The external skeleton of nematodes, also called the cuticle, is a complex, multi-layered extracellular matrix secreted by underlying epidermal cells. The cuticle maintains the shape of the worm, provides a frame for the attachment of muscles, protects the organism from desiccation or injury, and participates in the uptake of nutrients. The various layers of the cuticle perform distinct functions and, accordingly, consist of different molecular assemblies. Further, the precise biochemical composition and ultrastructure of the cuticle changes with every molt, presumably to accommodate the needs of the developing organism.

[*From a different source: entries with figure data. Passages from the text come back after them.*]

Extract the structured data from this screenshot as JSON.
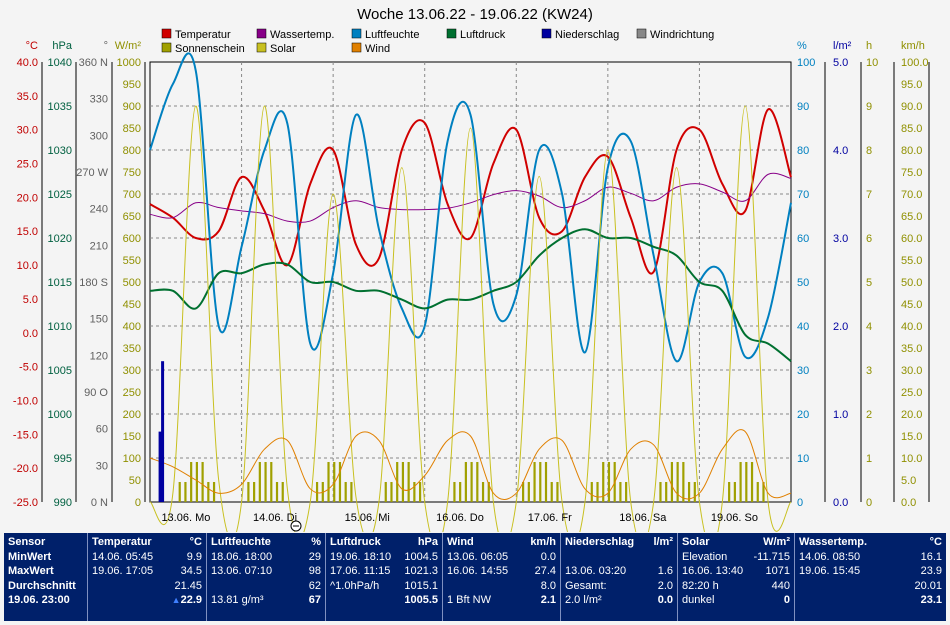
{
  "title": "Woche 13.06.22 - 19.06.22 (KW24)",
  "legend": [
    {
      "label": "Temperatur",
      "color": "#d00000"
    },
    {
      "label": "Wassertemp.",
      "color": "#880088"
    },
    {
      "label": "Luftfeuchte",
      "color": "#0080c0"
    },
    {
      "label": "Luftdruck",
      "color": "#007030"
    },
    {
      "label": "Niederschlag",
      "color": "#0000a0"
    },
    {
      "label": "Windrichtung",
      "color": "#888888"
    },
    {
      "label": "Sonnenschein",
      "color": "#a0a000"
    },
    {
      "label": "Solar",
      "color": "#c8c020"
    },
    {
      "label": "Wind",
      "color": "#e08000"
    }
  ],
  "axes_left": [
    {
      "unit": "°C",
      "color": "#c00000",
      "ticks": [
        "40.0",
        "35.0",
        "30.0",
        "25.0",
        "20.0",
        "15.0",
        "10.0",
        "5.0",
        "0.0",
        "-5.0",
        "-10.0",
        "-15.0",
        "-20.0",
        "-25.0"
      ]
    },
    {
      "unit": "hPa",
      "color": "#006040",
      "ticks": [
        "1040",
        "1035",
        "1030",
        "1025",
        "1020",
        "1015",
        "1010",
        "1005",
        "1000",
        "995",
        "990"
      ]
    },
    {
      "unit": "°",
      "color": "#606060",
      "ticks": [
        "360 N",
        "330",
        "300",
        "270 W",
        "240",
        "210",
        "180 S",
        "150",
        "120",
        "90 O",
        "60",
        "30",
        "0 N"
      ]
    },
    {
      "unit": "W/m²",
      "color": "#909000",
      "ticks": [
        "1000",
        "950",
        "900",
        "850",
        "800",
        "750",
        "700",
        "650",
        "600",
        "550",
        "500",
        "450",
        "400",
        "350",
        "300",
        "250",
        "200",
        "150",
        "100",
        "50",
        "0"
      ]
    }
  ],
  "axes_right": [
    {
      "unit": "%",
      "color": "#0080c0",
      "ticks": [
        "100",
        "90",
        "80",
        "70",
        "60",
        "50",
        "40",
        "30",
        "20",
        "10",
        "0"
      ]
    },
    {
      "unit": "l/m²",
      "color": "#0000a0",
      "ticks": [
        "5.0",
        "4.0",
        "3.0",
        "2.0",
        "1.0",
        "0.0"
      ]
    },
    {
      "unit": "h",
      "color": "#909000",
      "ticks": [
        "10",
        "9",
        "8",
        "7",
        "6",
        "5",
        "4",
        "3",
        "2",
        "1",
        "0"
      ]
    },
    {
      "unit": "km/h",
      "color": "#909000",
      "ticks": [
        "100.0",
        "95.0",
        "90.0",
        "85.0",
        "80.0",
        "75.0",
        "70.0",
        "65.0",
        "60.0",
        "55.0",
        "50.0",
        "45.0",
        "40.0",
        "35.0",
        "30.0",
        "25.0",
        "20.0",
        "15.0",
        "10.0",
        "5.0",
        "0.0"
      ]
    }
  ],
  "chart_data": {
    "type": "line",
    "title": "Woche 13.06.22 - 19.06.22 (KW24)",
    "x_categories": [
      "13.06. Mo",
      "14.06. Di",
      "15.06. Mi",
      "16.06. Do",
      "17.06. Fr",
      "18.06. Sa",
      "19.06. So"
    ],
    "x_hours": [
      0,
      6,
      12,
      18,
      24,
      30,
      36,
      42,
      48,
      54,
      60,
      66,
      72,
      78,
      84,
      90,
      96,
      102,
      108,
      114,
      120,
      126,
      132,
      138,
      144,
      150,
      156,
      162,
      168
    ],
    "ranges": {
      "temperature": [
        -25,
        40
      ],
      "pressure": [
        990,
        1040
      ],
      "humidity": [
        0,
        100
      ],
      "solar": [
        0,
        1000
      ],
      "wind": [
        0,
        100
      ],
      "rain": [
        0,
        5
      ]
    },
    "series": [
      {
        "name": "Temperatur",
        "color": "#d00000",
        "values": [
          19,
          17,
          14,
          15,
          23,
          18,
          10,
          22,
          27,
          13,
          11,
          27,
          31,
          19,
          14,
          25,
          30,
          17,
          15,
          23,
          26,
          17,
          9,
          27,
          30,
          22,
          18,
          33,
          23
        ]
      },
      {
        "name": "Wassertemp.",
        "color": "#880088",
        "values": [
          17.5,
          17,
          19.2,
          18.5,
          18,
          17.6,
          16.5,
          16.5,
          18.5,
          19.5,
          18.5,
          18.2,
          18.2,
          18.4,
          19.2,
          20.4,
          21,
          20.2,
          18.5,
          19.5,
          21.5,
          20.6,
          19.5,
          21.5,
          22,
          20.8,
          19.5,
          23.4,
          22.8
        ]
      },
      {
        "name": "Luftfeuchte",
        "color": "#0080c0",
        "values": [
          80,
          95,
          98,
          40,
          58,
          80,
          86,
          36,
          52,
          88,
          62,
          44,
          40,
          82,
          88,
          45,
          47,
          80,
          70,
          34,
          76,
          82,
          56,
          32,
          50,
          52,
          33,
          42,
          68
        ]
      },
      {
        "name": "Luftdruck",
        "color": "#007030",
        "values": [
          1014,
          1014,
          1012,
          1016,
          1016,
          1017,
          1017,
          1015,
          1015,
          1014,
          1014,
          1013,
          1012,
          1013,
          1013,
          1014,
          1015,
          1018,
          1020,
          1021,
          1020,
          1020,
          1019,
          1018,
          1015,
          1014,
          1009,
          1008,
          1006
        ]
      },
      {
        "name": "Solar",
        "color": "#c8c020",
        "values": [
          0,
          20,
          900,
          50,
          0,
          900,
          30,
          0,
          700,
          10,
          0,
          760,
          0,
          0,
          850,
          0,
          0,
          740,
          0,
          0,
          800,
          0,
          0,
          760,
          0,
          0,
          900,
          0,
          0
        ]
      },
      {
        "name": "Wind",
        "color": "#e08000",
        "values": [
          10,
          8,
          5,
          2,
          4,
          12,
          14,
          3,
          4,
          15,
          14,
          3,
          6,
          14,
          15,
          2,
          2,
          12,
          14,
          3,
          2,
          12,
          13,
          2,
          2,
          12,
          16,
          2,
          2
        ]
      }
    ],
    "niederschlag_peak": {
      "x_hours": 3.3,
      "value": 1.6
    }
  },
  "panel": {
    "sensor": {
      "hdr": "Sensor",
      "min": "MinWert",
      "max": "MaxWert",
      "avg": "Durchschnitt",
      "now": "19.06. 23:00"
    },
    "temp": {
      "hdr": "Temperatur",
      "unit": "°C",
      "min_t": "14.06. 05:45",
      "min_v": "9.9",
      "max_t": "19.06. 17:05",
      "max_v": "34.5",
      "avg": "21.45",
      "now": "22.9"
    },
    "hum": {
      "hdr": "Luftfeuchte",
      "unit": "%",
      "min_t": "18.06. 18:00",
      "min_v": "29",
      "max_t": "13.06. 07:10",
      "max_v": "98",
      "avg": "62",
      "abs": "13.81 g/m³",
      "now": "67"
    },
    "pres": {
      "hdr": "Luftdruck",
      "unit": "hPa",
      "min_t": "19.06. 18:10",
      "min_v": "1004.5",
      "max_t": "17.06. 11:15",
      "max_v": "1021.3",
      "trend_l": "^1.0hPa/h",
      "trend_v": "1015.1",
      "now": "1005.5"
    },
    "wind": {
      "hdr": "Wind",
      "unit": "km/h",
      "min_t": "13.06. 06:05",
      "min_v": "0.0",
      "max_t": "16.06. 14:55",
      "max_v": "27.4",
      "avg": "8.0",
      "dir": "1 Bft NW",
      "now": "2.1"
    },
    "rain": {
      "hdr": "Niederschlag",
      "unit": "l/m²",
      "max_t": "13.06. 03:20",
      "max_v": "1.6",
      "ges_l": "Gesamt:",
      "ges_v": "2.0",
      "now_l": "2.0 l/m²",
      "now": "0.0"
    },
    "solar": {
      "hdr": "Solar",
      "unit": "W/m²",
      "elev_l": "Elevation",
      "elev_v": "-11.715",
      "max_t": "16.06. 13:40",
      "max_v": "1071",
      "dur_l": "82:20 h",
      "dur_v": "440",
      "state": "dunkel",
      "now": "0"
    },
    "water": {
      "hdr": "Wassertemp.",
      "unit": "°C",
      "min_t": "14.06. 08:50",
      "min_v": "16.1",
      "max_t": "19.06. 15:45",
      "max_v": "23.9",
      "avg": "20.01",
      "now": "23.1"
    }
  }
}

At every molt, the epidermis detaches from the old cuticle (apolysis) and secretes a new one; outermost layers first. Particular components of the old cuticle are likely degraded and recycled. Points of adhesion between the cuticle, the epidermis, and the basement membrane of the underlying muscle are also remodeled. When the new cuticle is functional, the animal can safely escape the old skeleton (ecdyse).

The major goal of our laboratory is to define the signaling pathways and enzymatic cascades that promote remodeling of the epidermis and related extracellular matrices during molting. Because collagens are the predominant structural components of the cuticle, similar to human skin and connective tissue, findings related to the molecular mechanisms of molting will apply directly to matrix biology in vertebrates.

We are currently investigating the functions of particular genes essential for release of the old cuticle and exploring potential regulatory relationships among the corresponding proteins. We are most interested in conserved secretory proteins implicated in ECM homeostasis in vertebrates, including the low-density lipoprotein receptor-like protein LRP 1, particular matricellular proteases and anti-proteases, and the fibrillin homolog FBN 1. We expect our ongoing studies of molting to reveal conserved mechanisms important for normal development, wound healing, the metastasis of tumors, and the pathogenesis of Marfan syndrome in humans.